On Saturday, he and his father go to the bank. Jack fills out a deposit slip, and hands his check to the teller behind the counter.
He does his own laundry, he manages our Amazon’s Subscribe & Save, he helps me plan the weekly menu.
Every day after school he spreads salt down our long driveway to help melt the wintery ice.
And yet, it is not enough.
This hard-won work is not enough to earn him a spot in one of the coveted programs for teenagers like him.
My son wants more, that’s the thing. He wants a bigger life, with a wedding and a child and a driver’s license and a car. He wants a college experience.
He has so much to offer.
Over the last month, I have spoken with the Commissioner of Education, a New Hampshire State Senator, the Director of Vocational Rehabilitation, and countless people in admissions offices across the country.
I have filled out stacks of forms.
I have watched my tender son sign his name in careful cursive at the bottom of the page.
I have spent hours on the phone asking questions.
According to the Center for Disease Control, one out of forty-four children are diagnosed with autism.
And while we have many supports for the youngest of this population—early intervention, integrated preschool, paraprofessionals, speech therapists—there is precious little available after high school.
This is no one’s fault. It simply is.
But it doesn’t make the hurt any easier to swallow.
There is nowhere for him to go.
That’s how it is with autism. Pain races to the heart and claims it first. Then, more slowly, the truth follows.
It is heartbreak by one thousand everlasting papercuts and just as one heals, another opens.

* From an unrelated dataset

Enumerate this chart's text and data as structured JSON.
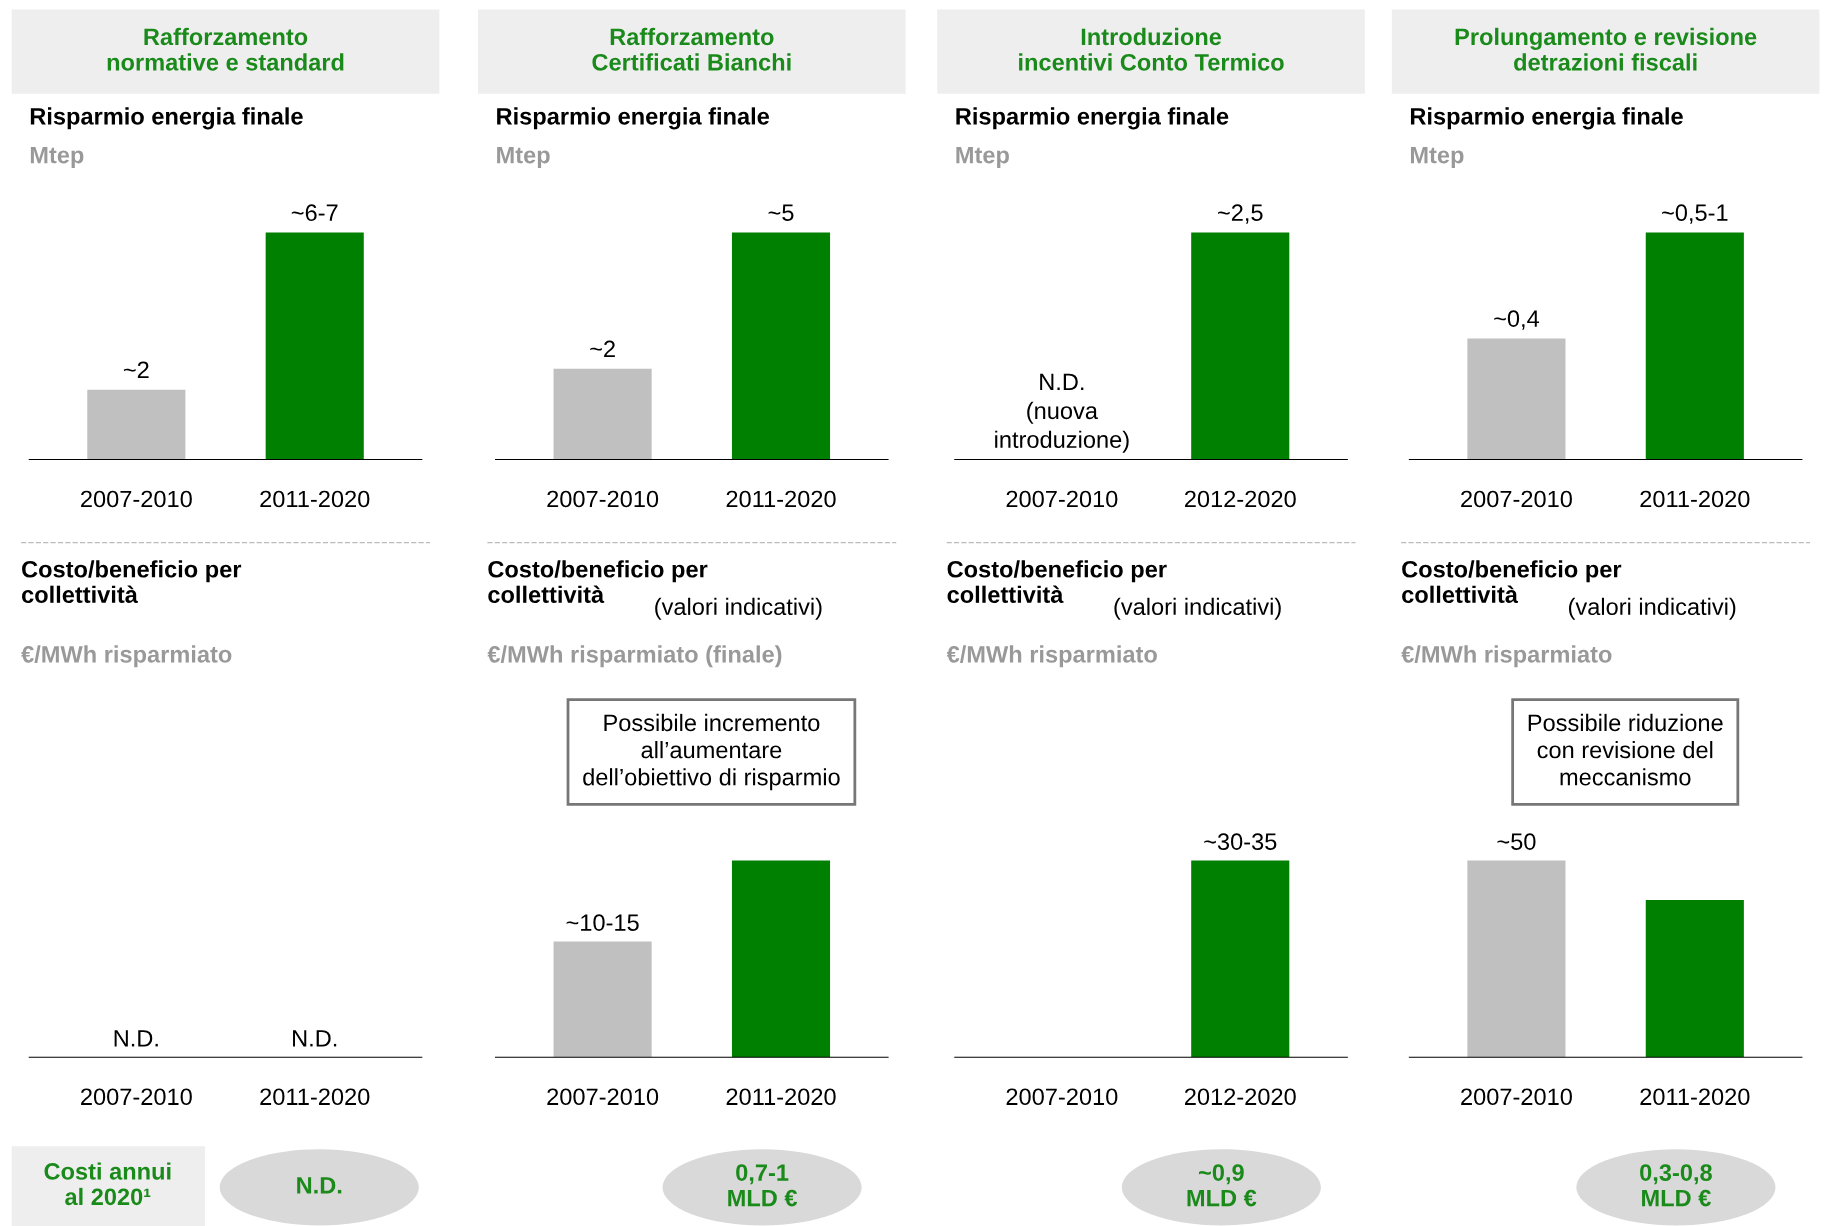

He’s made tremendous progress, it’s true. Our progress is in the details—blue pen signatures, deposit slips, salt across the icy driveway.
He deserves a chance.
After all, what was it all for, if not this?
All the work and the therapies and the special school and the timers on the dinner table?
At the exact same time, the idea of him going away suspends my very breath.
I won’t be there to take care of him anymore.
I won’t listen down the hall for his voice at 2:52 every afternoon.
I won’t scour the grocery store for the latest kind of Oreo, or his favorite cereal, or make sure to pick up the batteries he needs.
Autism has been the tympani of my background for as long as I can remember.
Who am I without him?
When I think about him living somewhere else, the what-if’s pile in my mind like snowflakes in a blizzard.
What if he gets sick?
What if he gets lost on campus?
What if someone hurts him, my tall, tender, younger-than-his-years son?
What if he leaves?
But what if he doesn’t?
He can’t stay in his childhood bedroom forever. He can’t stay in our small town with no public transportation. He deserves a chance. He deserves what is rightfully his.
When you send your typical child to college, you hope you prepared him for the world.
When you send your child of autism to college, you hope you prepared the world for him.
Maybe there is no right answer.
How can I ever let him go?
I’d give anything to know how this story ends. Only time will tell.
Spring is coming.
Life. That’s his favorite cereal. He likes the original kind, not cinnamon.